CA Foreclosure Deficiency Rules

The general rule in California is that a lender, secured by a trust deed against real property, cannot recover any loan deficiency from a borrower if the beneficiary uses the non-judicial trustee's sale procedure to process their foreclosure. The foreclosing beneficiary must, right from the very beginning, use the longer, more involved, judicial approach as a pre-requisite to obtaining a deficiency judgment. Furthermore, any lender who makes a "purchase money" type loan is barred altogether from pursuing any deficiency action against the borrower, regardless of the type of foreclosure procedure used.

So the only instances where a secured lender can try to recover a deficiency is,

  1. when they are not bound by California law (FHA/VA loans are insured or guaranteed by the federal government who's laws and regs are superior to conflicting state laws), or
  2. when a "hard money" loan was made for purposes other than that of purchasing the secured property.

FHA/VA Loans. Nowadays these federally insured or guaranteed loans incorporate enforceable provisions allowing the federal government (HUD) to sue to collect whatever deficiency that might result upon the foreclosure of these loans, regardless of the anti-deficiency statutes of some states such as California's, and regardless of the foreclosure procedure (judicial or non-judicial) that was employed by the originating lender.

"Hard Money" Loans. If a homeowner borrows cash and guarantees its repayment by giving the lender a promissory note and deed of trust against real property that he or she already owns, the loan is characterized as a "hard money" loan. There are two different scenarios where such a loan could lead to a deficiency judgment against the borrower. In the first instance the lender would just simply sue on their newly unsecured promissory note. In the other instance they could go the judicial foreclosure route.

For example, if a hard money loan was originally secured by a junior trust deed and then was subsequently wiped off the title to the property by the foreclosure of a senior lien, the junior loan would still be outstanding and due. But it wouldn't be secured by a specific trust deed to any real property any more. In that instance the lender could go to court and sue the borrower for payment on the defaulted promissory note. Once the lender received their money judgment from the court they could record an abstract of it at the county recorder's office and it would automatically attach, by operation of law, to any and all real property in the name of the judgment debtor. In California money judgments earn the legal rate of interest of 10% per annum. They are good for ten years and are virtually renewable over and over again.

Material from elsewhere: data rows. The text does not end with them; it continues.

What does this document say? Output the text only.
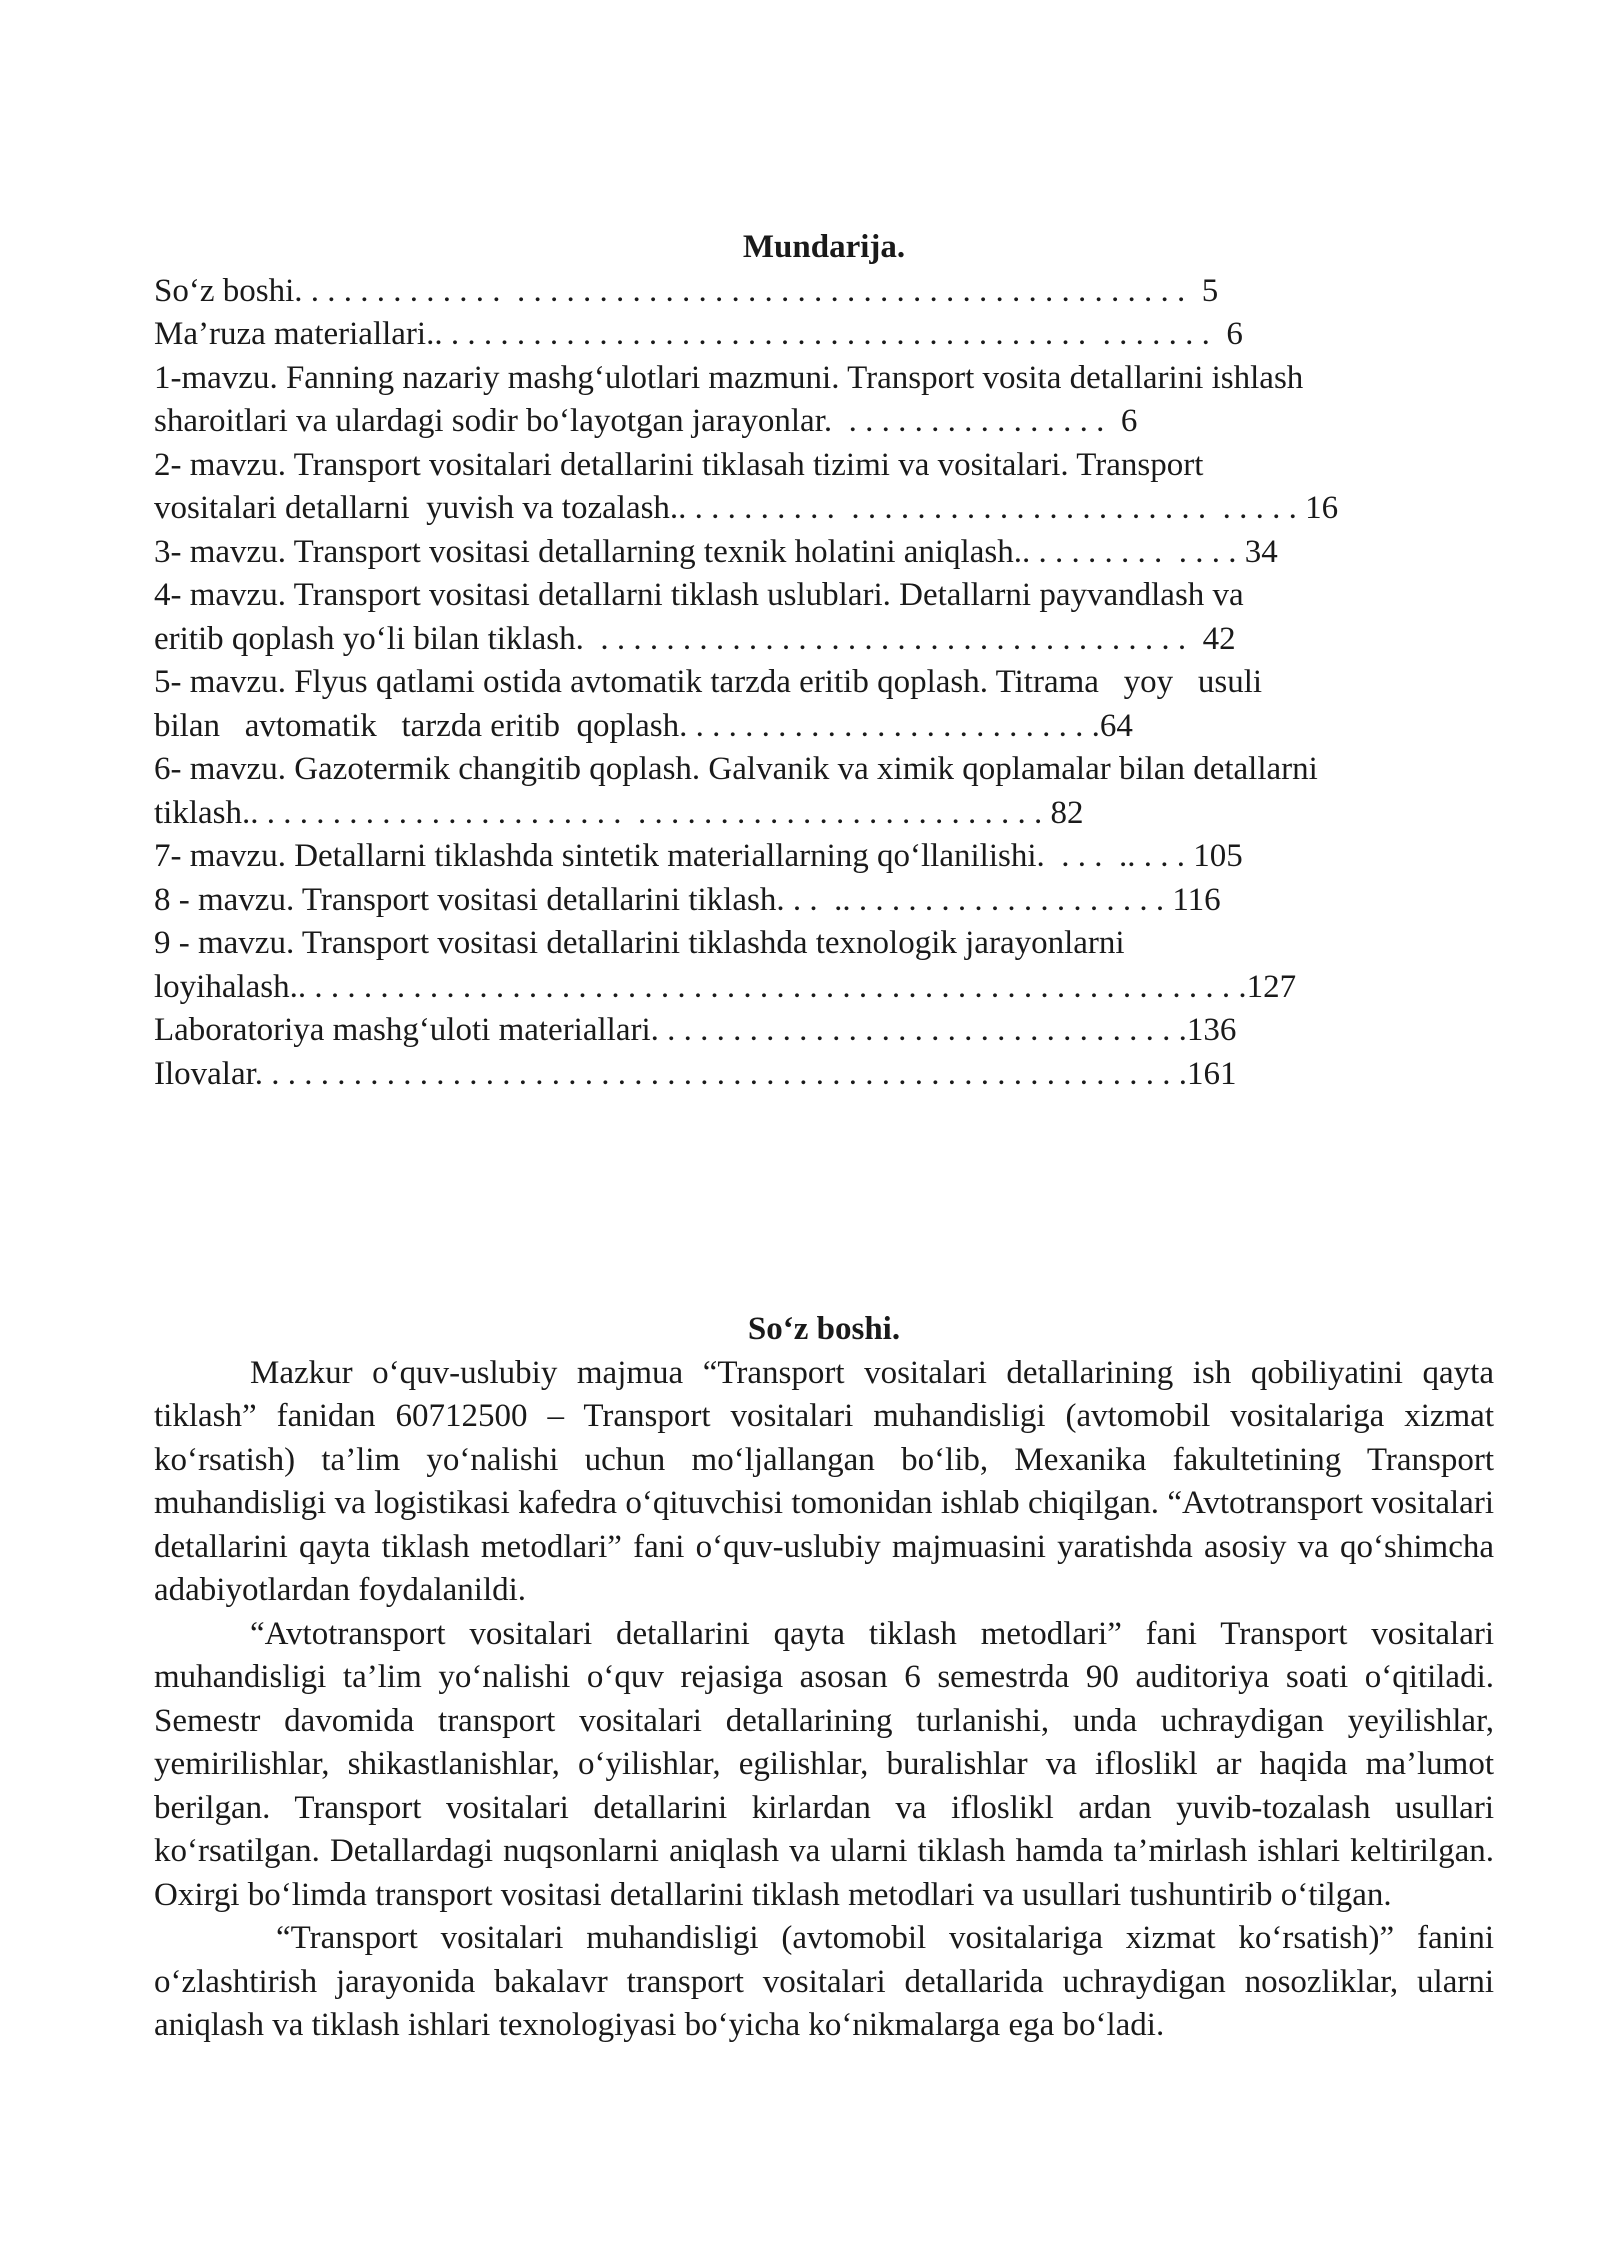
Mundarija.

So‘z boshi. . . . . . . . . . . . .  . . . . . . . . . . . . . . . . . . . . . . . . . . . . . . . . . . . . . . . . .  5
Ma’ruza materiallari.. . . . . . . . . . . . . . . . . . . . . . . . . . . . . . . . . . . . . . . .  . . . . . . .  6
1-mavzu. Fanning nazariy mashg‘ulotlari mazmuni. Transport vosita detallarini ishlash
sharoitlari va ulardagi sodir bo‘layotgan jarayonlar.  . . . . . . . . . . . . . . . .  6
2- mavzu. Transport vositalari detallarini tiklasah tizimi va vositalari. Transport
vositalari detallarni  yuvish va tozalash.. . . . . . . . . .  . . . . . . . . . . . . . . . . . . . . . .  . . . . . 16
3- mavzu. Transport vositasi detallarning texnik holatini aniqlash.. . . . . . . . .  . . . . 34
4- mavzu. Transport vositasi detallarni tiklash uslublari. Detallarni payvandlash va
eritib qoplash yo‘li bilan tiklash.  . . . . . . . . . . . . . . . . . . . . . . . . . . . . . . . . . . . .  42
5- mavzu. Flyus qatlami ostida avtomatik tarzda eritib qoplash. Titrama   yoy   usuli
bilan   avtomatik   tarzda eritib  qoplash. . . . . . . . . . . . . . . . . . . . . . . . . .64
6- mavzu. Gazotermik changitib qoplash. Galvanik va ximik qoplamalar bilan detallarni
tiklash.. . . . . . . . . . . . . . . . . . . . . . .  . . . . . . . . . . . . . . . . . . . . . . . . . 82
7- mavzu. Detallarni tiklashda sintetik materiallarning qo‘llanilishi.  . . .  .. . . . 105
8 - mavzu. Transport vositasi detallarini tiklash. . .  .. . . . . . . . . . . . . . . . . . . . 116
9 - mavzu. Transport vositasi detallarini tiklashda texnologik jarayonlarni
loyihalash.. . . . . . . . . . . . . . . . . . . . . . . . . . . . . . . . . . . . . . . . . . . . . . . . . . . . . . . . . .127
Laboratoriya mashg‘uloti materiallari. . . . . . . . . . . . . . . . . . . . . . . . . . . . . . . . .136
Ilovalar. . . . . . . . . . . . . . . . . . . . . . . . . . . . . . . . . . . . . . . . . . . . . . . . . . . . . . . . .161

So‘z boshi.

Mazkur o‘quv-uslubiy majmua “Transport vositalari detallarining ish qobiliyatini qayta tiklash” fanidan 60712500 – Transport vositalari muhandisligi (avtomobil vositalariga xizmat ko‘rsatish) ta’lim yo‘nalishi uchun mo‘ljallangan bo‘lib, Mexanika fakultetining Transport muhandisligi va logistikasi kafedra o‘qituvchisi tomonidan ishlab chiqilgan. “Avtotransport vositalari detallarini qayta tiklash metodlari” fani o‘quv-uslubiy majmuasini yaratishda asosiy va qo‘shimcha adabiyotlardan foydalanildi.

“Avtotransport vositalari detallarini qayta tiklash metodlari” fani Transport vositalari muhandisligi ta’lim yo‘nalishi o‘quv rejasiga asosan 6 semestrda 90 auditoriya soati o‘qitiladi. Semestr davomida transport vositalari detallarining turlanishi, unda uchraydigan yeyilishlar, yemirilishlar, shikastlanishlar, o‘yilishlar, egilishlar, buralishlar va ifloslikl ar haqida ma’lumot berilgan. Transport vositalari detallarini kirlardan va ifloslikl ardan yuvib-tozalash usullari ko‘rsatilgan. Detallardagi nuqsonlarni aniqlash va ularni tiklash hamda ta’mirlash ishlari keltirilgan. Oxirgi bo‘limda transport vositasi detallarini tiklash metodlari va usullari tushuntirib o‘tilgan.

“Transport vositalari muhandisligi (avtomobil vositalariga xizmat ko‘rsatish)” fanini o‘zlashtirish jarayonida bakalavr transport vositalari detallarida uchraydigan nosozliklar, ularni aniqlash va tiklash ishlari texnologiyasi bo‘yicha ko‘nikmalarga ega bo‘ladi.
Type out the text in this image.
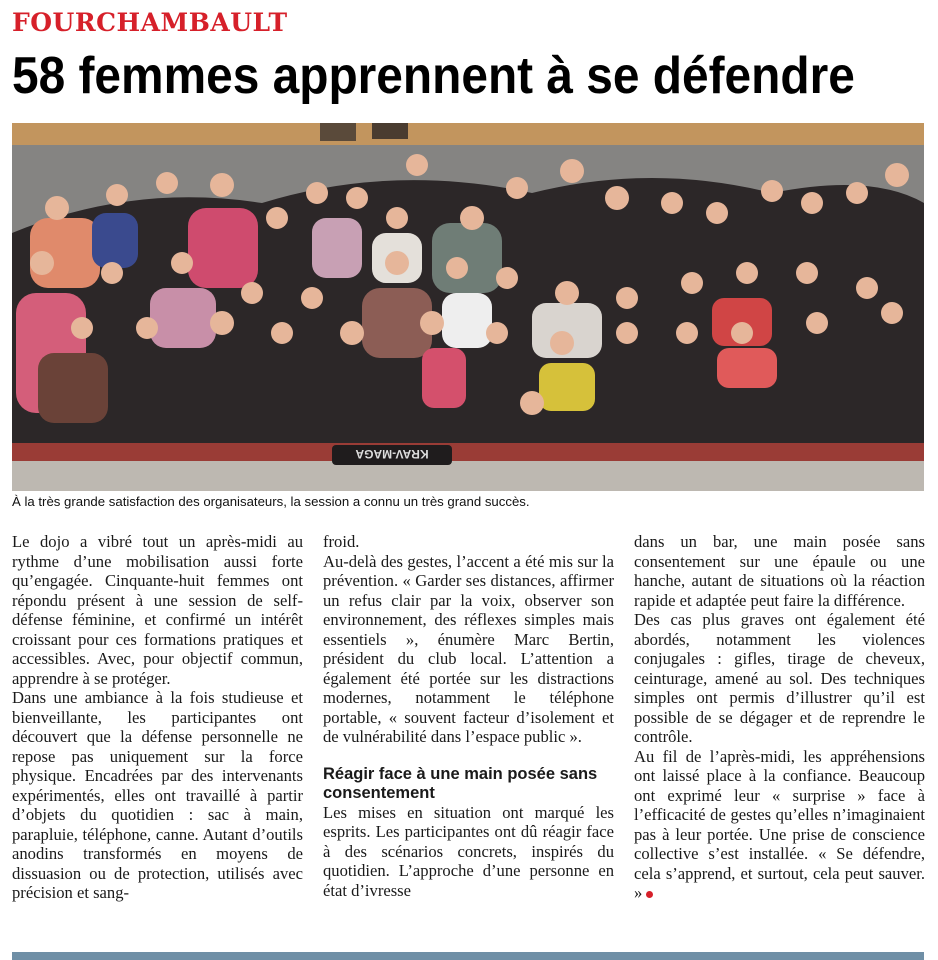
FOURCHAMBAULT
58 femmes apprennent à se défendre
KRAV-MAGA
À la très grande satisfaction des organisateurs, la session a connu un très grand succès.

Le dojo a vibré tout un après-midi au rythme d’une mobilisation aussi forte qu’engagée. Cinquante-huit femmes ont répondu présent à une session de self-défense féminine, et confirmé un intérêt croissant pour ces formations pratiques et accessibles. Avec, pour objectif commun, apprendre à se protéger.

Dans une ambiance à la fois studieuse et bienveillante, les participantes ont découvert que la défense personnelle ne repose pas uniquement sur la force physique. Encadrées par des intervenants expérimentés, elles ont travaillé à partir d’objets du quotidien : sac à main, parapluie, téléphone, canne. Autant d’outils anodins transformés en moyens de dissuasion ou de protection, utilisés avec précision et sang-

froid.

Au-delà des gestes, l’accent a été mis sur la prévention. « Garder ses distances, affirmer un refus clair par la voix, observer son environnement, des réflexes simples mais essentiels », énumère Marc Bertin, président du club local. L’attention a également été portée sur les distractions modernes, notamment le téléphone portable, « souvent facteur d’isolement et de vulnérabilité dans l’espace public ».

Réagir face à une main posée sans consentement

Les mises en situation ont marqué les esprits. Les participantes ont dû réagir face à des scénarios concrets, inspirés du quotidien. L’approche d’une personne en état d’ivresse

dans un bar, une main posée sans consentement sur une épaule ou une hanche, autant de situations où la réaction rapide et adaptée peut faire la différence.

Des cas plus graves ont également été abordés, notamment les violences conjugales : gifles, tirage de cheveux, ceinturage, amené au sol. Des techniques simples ont permis d’illustrer qu’il est possible de se dégager et de reprendre le contrôle.

Au fil de l’après-midi, les appréhensions ont laissé place à la confiance. Beaucoup ont exprimé leur « surprise » face à l’efficacité de gestes qu’elles n’imaginaient pas à leur portée. Une prise de conscience collective s’est installée. « Se défendre, cela s’apprend, et surtout, cela peut sauver. »
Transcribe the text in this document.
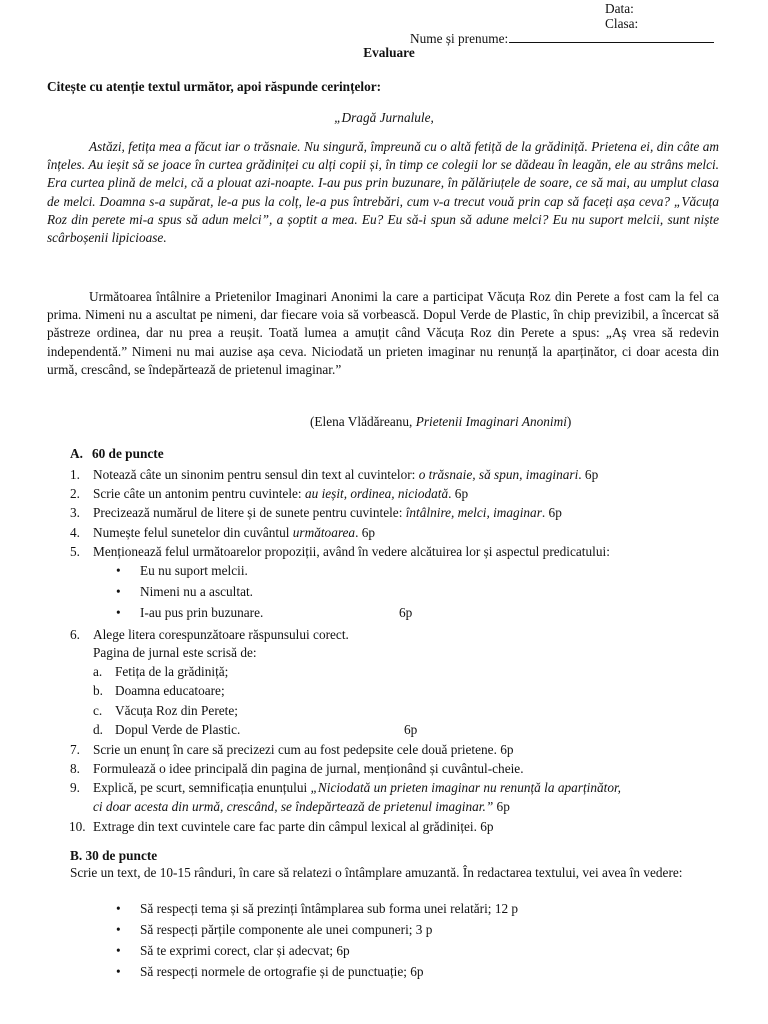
Data:
Clasa:
Nume și prenume:
Evaluare
Citește cu atenție textul următor, apoi răspunde cerințelor:
„Dragă Jurnalule,

Astăzi, fetița mea a făcut iar o trăsnaie. Nu singură, împreună cu o altă fetiță de la grădiniță. Prietena ei, din câte am înțeles. Au ieșit să se joace în curtea grădiniței cu alți copii și, în timp ce colegii lor se dădeau în leagăn, ele au strâns melci. Era curtea plină de melci, că a plouat azi-noapte. I-au pus prin buzunare, în pălăriuțele de soare, ce să mai, au umplut clasa de melci. Doamna s-a supărat, le-a pus la colț, le-a pus întrebări, cum v-a trecut vouă prin cap să faceți așa ceva? „Văcuța Roz din perete mi-a spus să adun melci”, a șoptit a mea. Eu? Eu să-i spun să adune melci? Eu nu suport melcii, sunt niște scârboșenii lipicioase.

Următoarea întâlnire a Prietenilor Imaginari Anonimi la care a participat Văcuța Roz din Perete a fost cam la fel ca prima. Nimeni nu a ascultat pe nimeni, dar fiecare voia să vorbească. Dopul Verde de Plastic, în chip previzibil, a încercat să păstreze ordinea, dar nu prea a reușit. Toată lumea a amuțit când Văcuța Roz din Perete a spus: „Aș vrea să redevin independentă.” Nimeni nu mai auzise așa ceva. Niciodată un prieten imaginar nu renunță la aparținător, ci doar acesta din urmă, crescând, se îndepărtează de prietenul imaginar.”

(Elena Vlădăreanu, Prietenii Imaginari Anonimi)
A. 60 de puncte
1. Notează câte un sinonim pentru sensul din text al cuvintelor: o trăsnaie, să spun, imaginari. 6p
2. Scrie câte un antonim pentru cuvintele: au ieșit, ordinea, niciodată. 6p
3. Precizează numărul de litere și de sunete pentru cuvintele: întâlnire, melci, imaginar. 6p
4. Numește felul sunetelor din cuvântul următoarea. 6p
5. Menționează felul următoarelor propoziții, având în vedere alcătuirea lor și aspectul predicatului:
• Eu nu suport melcii.
• Nimeni nu a ascultat.
• I-au pus prin buzunare.	6p
6. Alege litera corespunzătoare răspunsului corect.
Pagina de jurnal este scrisă de:
a. Fetița de la grădiniță;
b. Doamna educatoare;
c. Văcuța Roz din Perete;
d. Dopul Verde de Plastic.	6p
7. Scrie un enunț în care să precizezi cum au fost pedepsite cele două prietene. 6p
8. Formulează o idee principală din pagina de jurnal, menționând și cuvântul-cheie.
9. Explică, pe scurt, semnificația enunțului „Niciodată un prieten imaginar nu renunță la aparținător,
ci doar acesta din urmă, crescând, se îndepărtează de prietenul imaginar.” 6p
10. Extrage din text cuvintele care fac parte din câmpul lexical al grădiniței. 6p
B. 30 de puncte

Scrie un text, de 10-15 rânduri, în care să relatezi o întâmplare amuzantă. În redactarea textului, vei avea în vedere:

• Să respecți tema și să prezinți întâmplarea sub forma unei relatări; 12 p
• Să respecți părțile componente ale unei compuneri; 3 p
• Să te exprimi corect, clar și adecvat; 6p
• Să respecți normele de ortografie și de punctuație; 6p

Now, on the other hand, let's suppose it's the "hard money" junior lender who is the foreclosing beneficiary and that they fear they might get the title to the property rather than being paid off at their foreclosure sale. And they further fear that they won't be able to resell the property for enough to net them all of their money in the deal. In such an instance the "hard money" lender could opt to foreclose judicially in order to prepare the legal groundwork to take a deficiency judgment against the borrower - just in case they do come up short upon the ultimate resale of the property.

Though it's possible that a "hard money" lender might elect to pursue a judicial foreclosure with the intention of acquiring a deficiency judgment against the borrower, in reality lenders don't want to spend the extra bucks and time to do it.

So the only real problem in this whole area seems to be HUD's apparent willingness to pursue deficiency actions against their FHA/VA borrowers if HUD's repo sale generates less than what they're owed.